9. Mme D... soutient, au titre de la condition d'urgence, que la sanction contestée va la priver de sa rémunération pendant six mois et que cette situation aura des conséquences irréversibles sur sa vie personnelle et familiale en raison d'une division par deux des revenus du ménage alors qu'elle et son mari continuent de rembourser un emprunt et aident leur fils majeur au chômage. Toutefois, il ressort des termes mêmes de l'arrêté prononçant la sanction contestée que sa prise d'effet est décalée à la fin du placement de Mme D... en congé maladie. Il ne résulte pas de l'instruction que le placement en congé de Mme D... serait, à la date de la présente décision, parvenu à son terme. Dans ces conditions, le CTMR est fondé à soutenir que Mme D... ne justifie pas que les effets de l'acte contesté sont, à la date de la présente décision, de nature à caractériser une urgence justifiant que, sans attendre le jugement de la requête au fond, l'exécution de la décision soit suspendue.

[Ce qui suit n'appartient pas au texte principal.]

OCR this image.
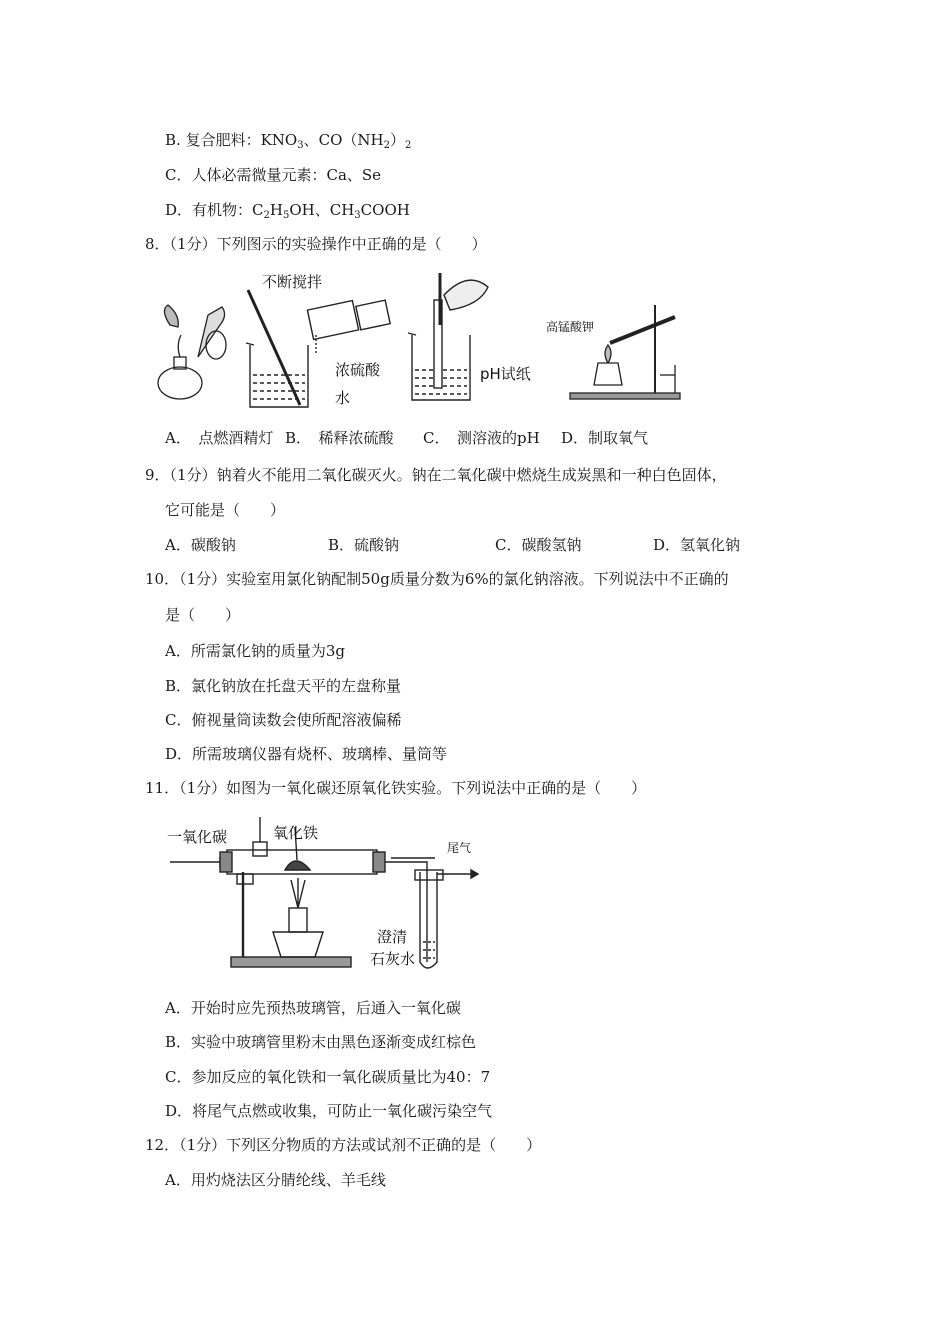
B. 复合肥料：$KNO_3$、$CO(NH_2)_2$
C．人体必需微量元素：Ca、Se
D．有机物：$C_2H_5OH$、$CH_3COOH$
8．（1分）下列图示的实验操作中正确的是（　　）
不断搅拌
浓硫酸
水
pH试纸
高锰酸钾
A．　点燃酒精灯 B．　稀释浓硫酸 C．　测溶液的pH D．制取氧气
9．（1分）钠着火不能用二氧化碳灭火。钠在二氧化碳中燃烧生成炭黑和一种白色固体，
它可能是（　　）
A．碳酸钠	B．硫酸钠	C．碳酸氢钠	D．氢氧化钠
10．（1分）实验室用氯化钠配制50g质量分数为6%的氯化钠溶液。下列说法中不正确的
是（　　）
A．所需氯化钠的质量为3g
B．氯化钠放在托盘天平的左盘称量
C．俯视量筒读数会使所配溶液偏稀
D．所需玻璃仪器有烧杯、玻璃棒、量筒等
11．（1分）如图为一氧化碳还原氧化铁实验。下列说法中正确的是（　　）
一氧化碳	氧化铁
尾气
澄清
石灰水
A．开始时应先预热玻璃管，后通入一氧化碳
B．实验中玻璃管里粉末由黑色逐渐变成红棕色
C．参加反应的氧化铁和一氧化碳质量比为40：7
D．将尾气点燃或收集，可防止一氧化碳污染空气
12．（1分）下列区分物质的方法或试剂不正确的是（　　）
A．用灼烧法区分腈纶线、羊毛线
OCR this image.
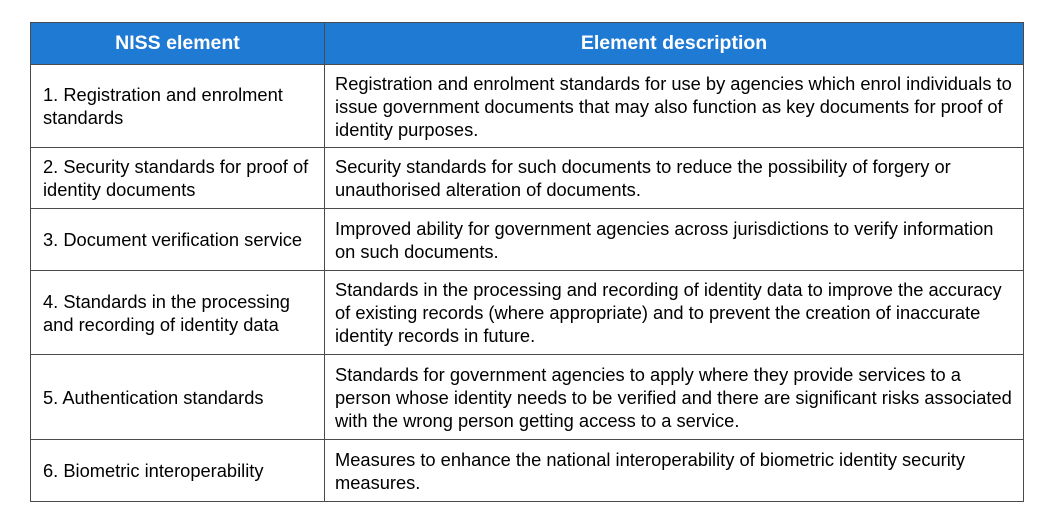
NISS element	Element description
1. Registration and enrolment standards	Registration and enrolment standards for use by agencies which enrol individuals to issue government documents that may also function as key documents for proof of identity purposes.
2. Security standards for proof of identity documents	Security standards for such documents to reduce the possibility of forgery or unauthorised alteration of documents.
3. Document verification service	Improved ability for government agencies across jurisdictions to verify information on such documents.
4. Standards in the processing and recording of identity data	Standards in the processing and recording of identity data to improve the accuracy of existing records (where appropriate) and to prevent the creation of inaccurate identity records in future.
5. Authentication standards	Standards for government agencies to apply where they provide services to a person whose identity needs to be verified and there are significant risks associated with the wrong person getting access to a service.
6. Biometric interoperability	Measures to enhance the national interoperability of biometric identity security measures.
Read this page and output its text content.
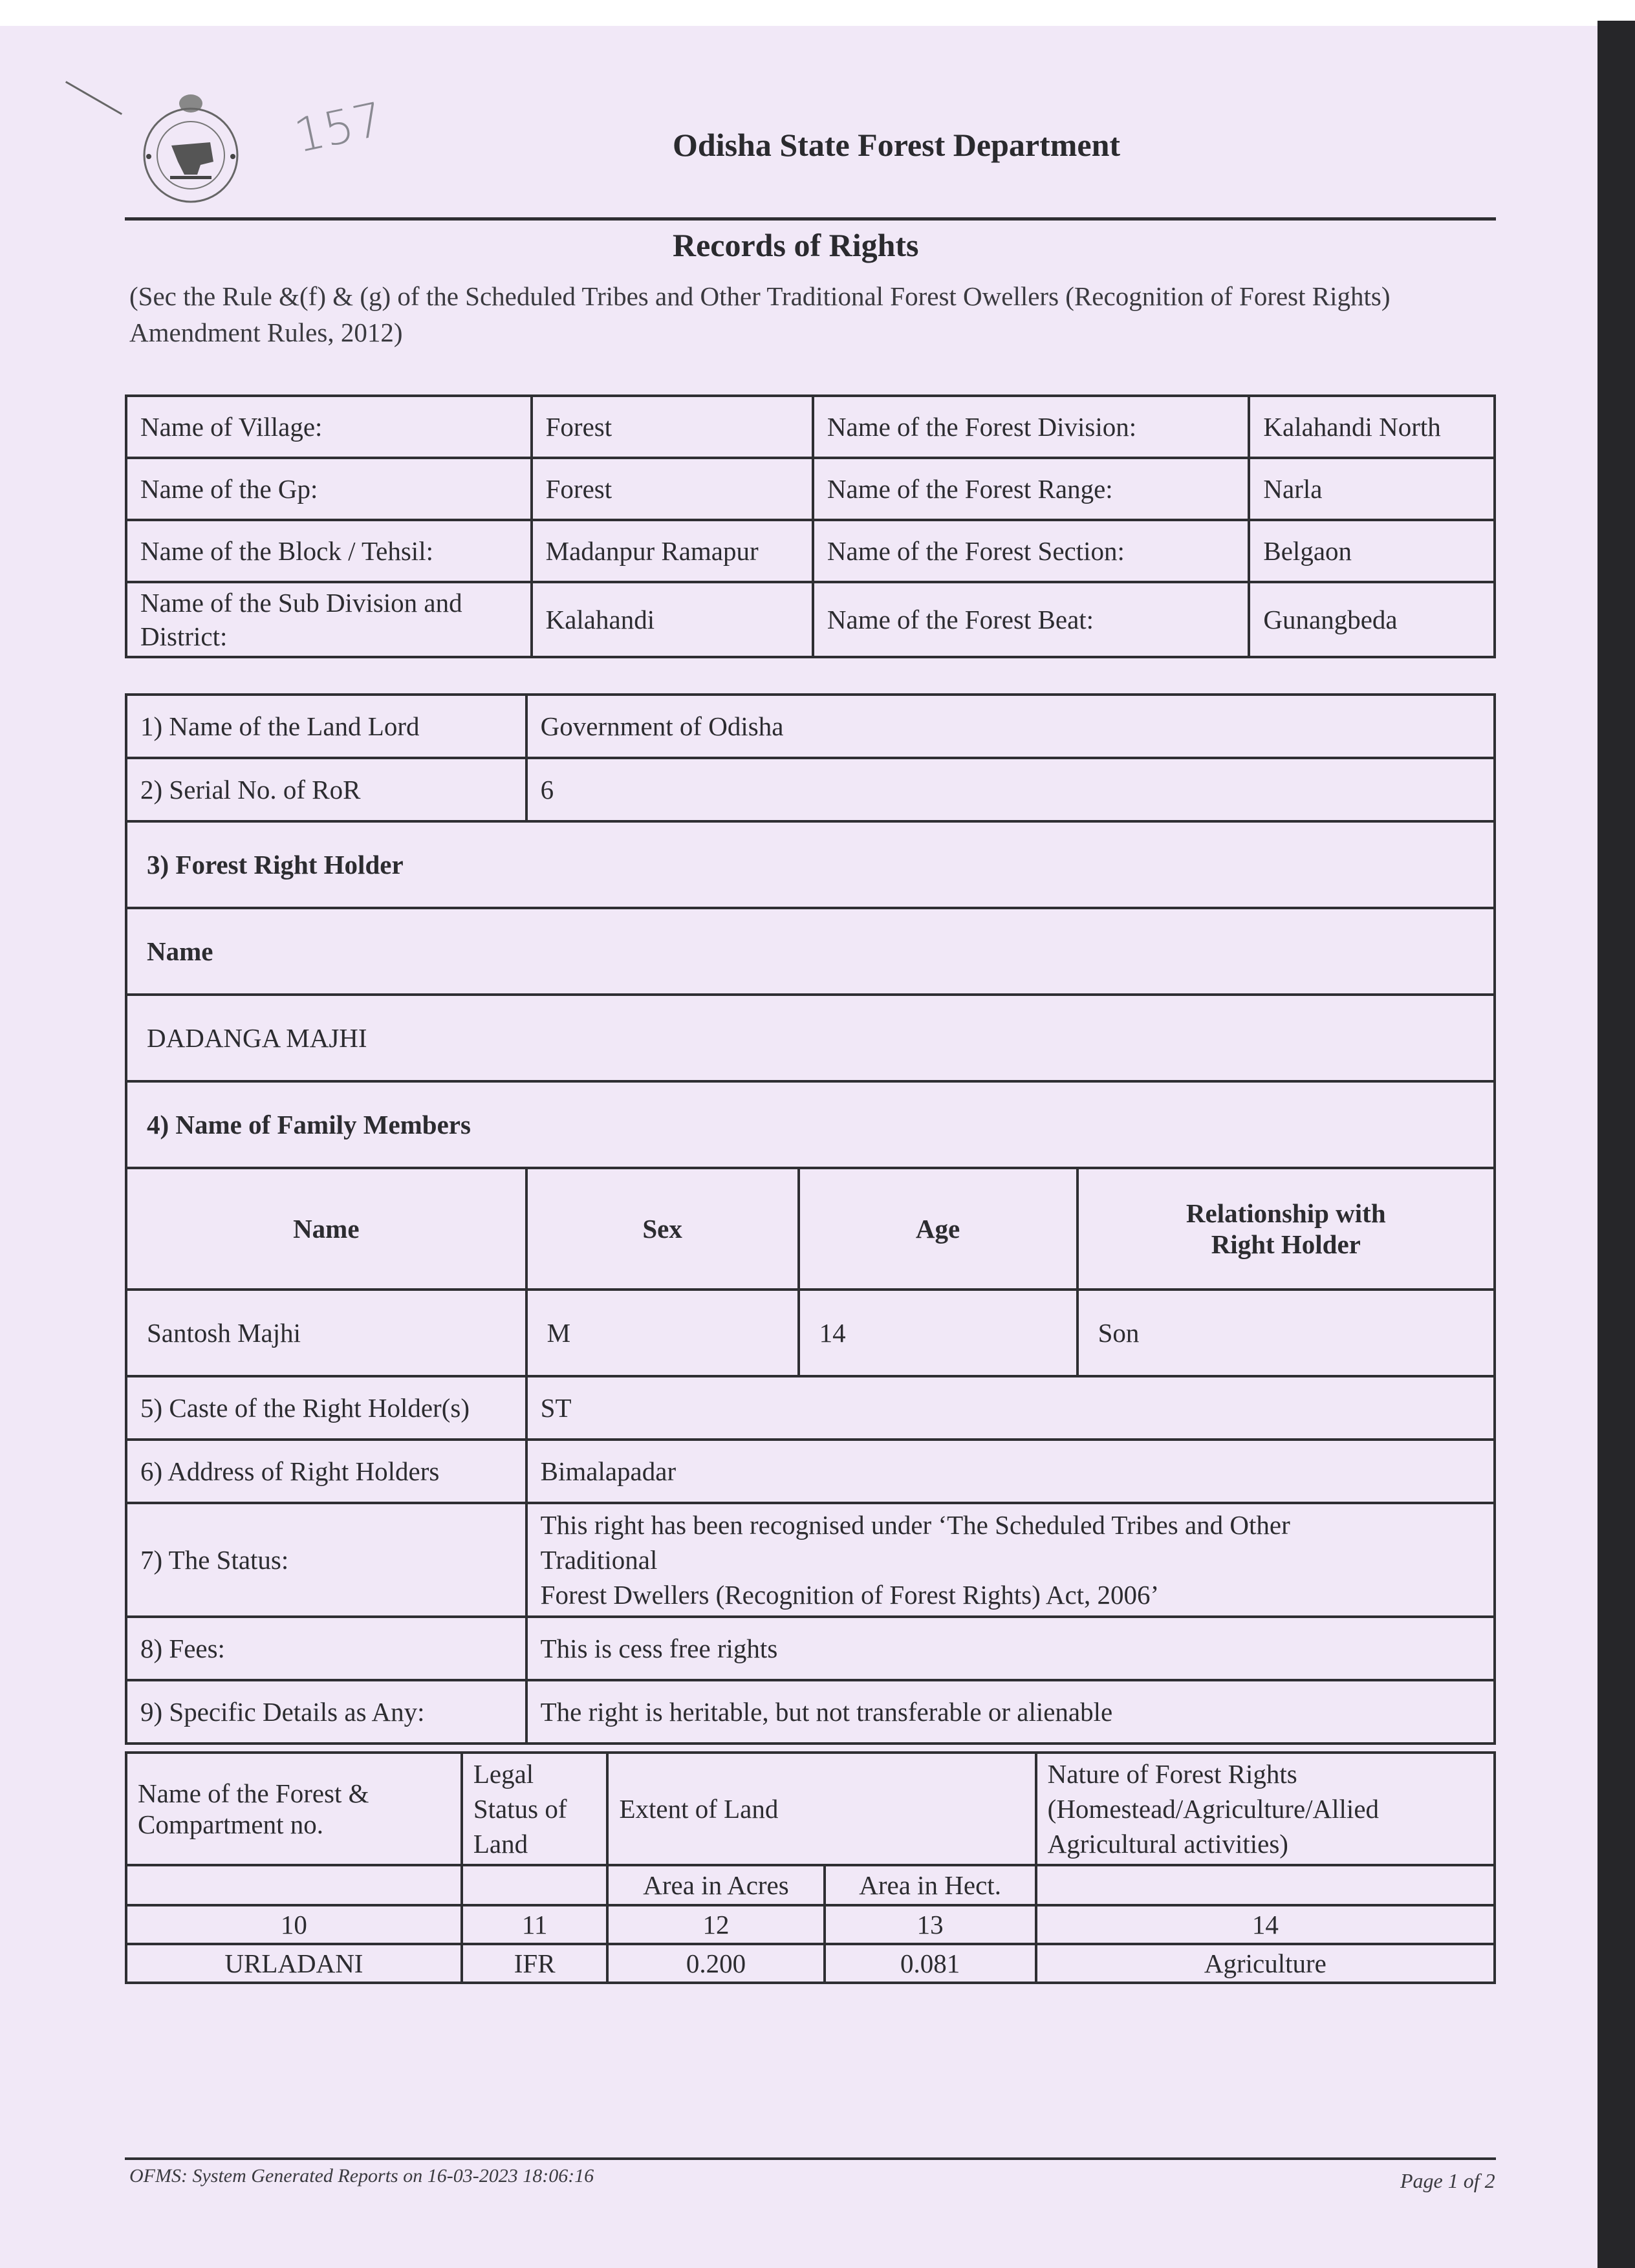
157	Odisha State Forest Department
Records of Rights
(Sec the Rule &(f) & (g) of the Scheduled Tribes and Other Traditional Forest Owellers (Recognition of Forest Rights) Amendment Rules, 2012)
Name of Village:	Forest	Name of the Forest Division:	Kalahandi North
Name of the Gp:	Forest	Name of the Forest Range:	Narla
Name of the Block / Tehsil:	Madanpur Ramapur	Name of the Forest Section:	Belgaon
Name of the Sub Division and District:	Kalahandi	Name of the Forest Beat:	Gunangbeda
1) Name of the Land Lord	Government of Odisha		
2) Serial No. of RoR	6		
3) Forest Right Holder			
Name			
DADANGA MAJHI			
4) Name of Family Members			
Name	Sex	Age	Relationship with Right Holder
Santosh Majhi	M	14	Son
5) Caste of the Right Holder(s)	ST		
6) Address of Right Holders	Bimalapadar		
7) The Status:	This right has been recognised under ‘The Scheduled Tribes and Other
Traditional
Forest Dwellers (Recognition of Forest Rights) Act, 2006’		

8) Fees:	This is cess free rights		
9) Specific Details as Any:	The right is heritable, but not transferable or alienable		
Name of the Forest & Compartment no.	Legal Status of Land	Extent of Land		Nature of Forest Rights (Homestead/Agriculture/Allied Agricultural activities)
		Area in Acres	Area in Hect.	
10	11	12	13	14
URLADANI	IFR	0.200	0.081	Agriculture
OFMS: System Generated Reports on 16-03-2023 18:06:16	Page 1 of 2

10. Il résulte de ce qui précède que les conclusions présentées par Mme D... tendant à la suspension de l'exécution de l'arrêté du 12 février 2021 et à ce qu'il soit enjoint d'ordonner sa réintégration, doivent être rejetées, y compris celles présentées au titre de l'article L. 761-1 du code de justice administrative.

11. Il n'y a pas lieu, dans les circonstances de l'espèce, de mettre à la charge de Mme D... la somme que réclame le CTMR au même titre. En outre, ces mêmes dispositions font obstacle à ce qu'il soit fait droit aux conclusions présentées à ce titre par le syndicat Sud CT 31 et le syndicat Sud Sociaux 31 qui n'ont pas la qualité de partie à l'instance.

D E C I D E :

--------------

Article 1er : Les interventions des syndicats Sud CT 31 et Sud Sociaux 31 sont admises.

Article 2 : L'ordonnance du 22 mars 2021 du juge des référés du tribunal administratif de Toulouse est annulée.

Article 3 : La demande de Mme D... est rejetée.

Article 4 : Les conclusions présentées par Mme D..., par les syndicats Sud CT 31 et Sud Sociaux 31 CHU et par le CTMR au titre de l'article L. 761-1 du code de justice administrative sont rejetées.

Article 5 : La présente décision sera notifiée à Mme C... D..., aux syndicats Sud CT 31 et Sud Sociaux 31 et au centre toulousain des maisons de retraite.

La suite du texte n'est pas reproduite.